Kośmicki received the Special Award at the 2019 Polish Film Festival for the spy film The Coldest Game, described as "exquisitely made genre cinema". The film was picked up by Netflix and is distributed internationally.

==Career==
Kośmicki's debut as a cinematographer was with Gry uliczne. He mentions how he tried to make that film "MTV-like" to distinguish it from typical films about the Communist era (he said the idea came from Krzysztof Krauze). However, in the case of Poznań '56, he made the visuals black and white and very "classic", in the spirit of the European cinema of the 1960s.
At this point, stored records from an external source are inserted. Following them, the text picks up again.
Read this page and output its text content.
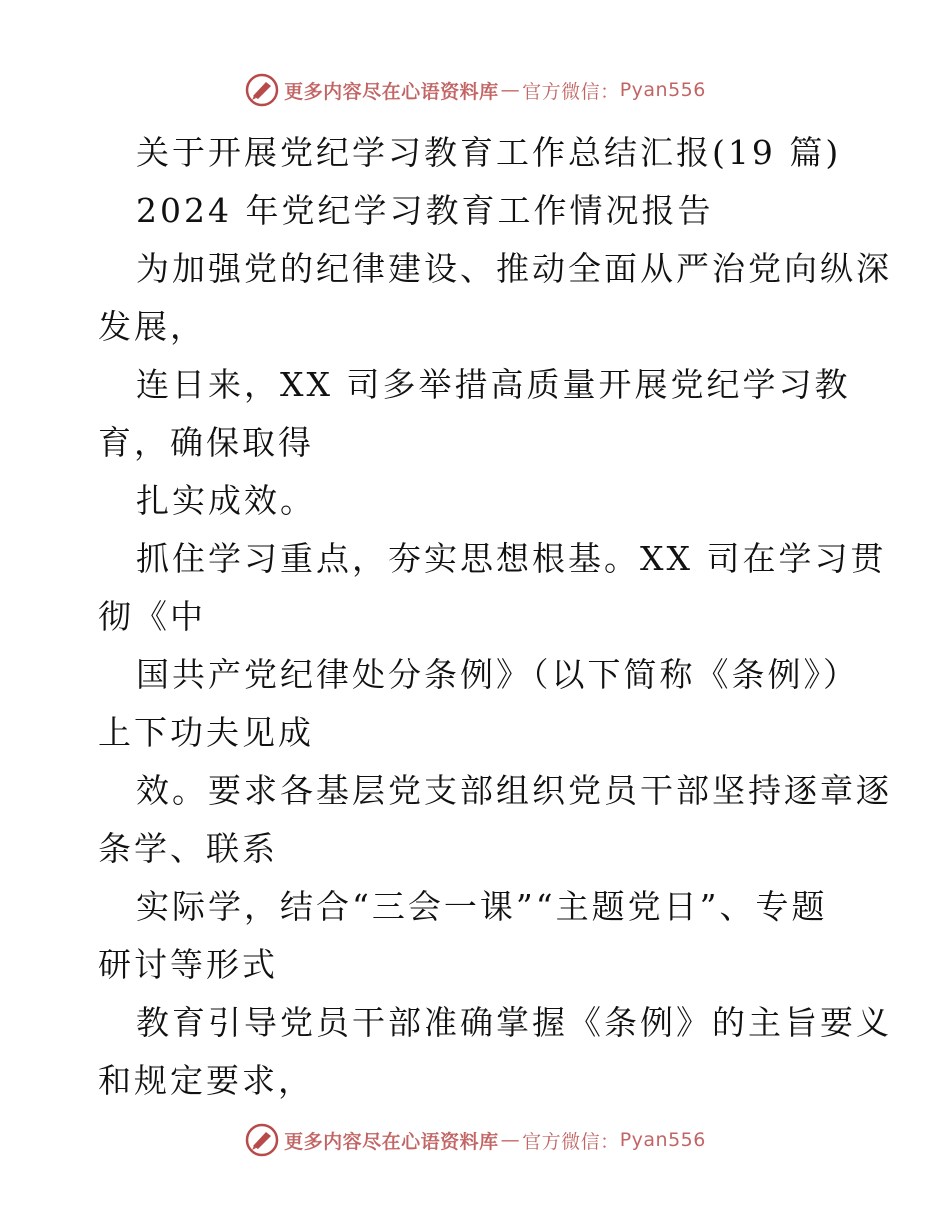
更多内容尽在心语资料库 — 官方微信： Pyan556
关于开展党纪学习教育工作总结汇报(19 篇)
2024 年党纪学习教育工作情况报告
为加强党的纪律建设、推动全面从严治党向纵深
发展，
连日来，XX 司多举措高质量开展党纪学习教
育，确保取得
扎实成效。
抓住学习重点，夯实思想根基。XX 司在学习贯
彻《中
国共产党纪律处分条例》（以下简称《条例》）
上下功夫见成
效。要求各基层党支部组织党员干部坚持逐章逐
条学、联系
实际学，结合“三会一课”“主题党日”、专题
研讨等形式
教育引导党员干部准确掌握《条例》的主旨要义
和规定要求，
更多内容尽在心语资料库 — 官方微信： Pyan556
His directorial debut came with The Coldest Game (2019).

==Film==
===Director===
- The Coldest Game (2019); also screenwriter
- Queen (2022)

===Screenwriter===
- Dom zły (The Dark House) (2009)

===Cinematographer===
- Battle of Warsaw 1920 (2011) - second unit; also directorial cooperation
- Haker (2002)
- Sezon na leszcza (2000)
- Billboard (1998)
- Gniew (1998)
- Poznań '56 (1996)
- Gry uliczne (1996)

==Documentaries==
- W sercu ukrył miasto (1999) - cinematographer
- Stan zapalny (1997) - cinematographer
- Departament IV (1996) - cinematographer

==Television==
- Diagnoza (2018-2019) - director
- Druga szansa (2016) - director
- Przepis na życie (2011-2013) - director
- Rodzinka.pl (2011-2012) - director
- W roli Boga (2010) - cinematographer
- Wieczór z lalką (1997) - cinematographer
- Drugie zabicie psa (1996) - cinematographer
- Król Mięsopust (1995) - cinematographer

==Other works==
Kośmicki has also directed TV commercials and worked as a director and/or cinematographer on various short films.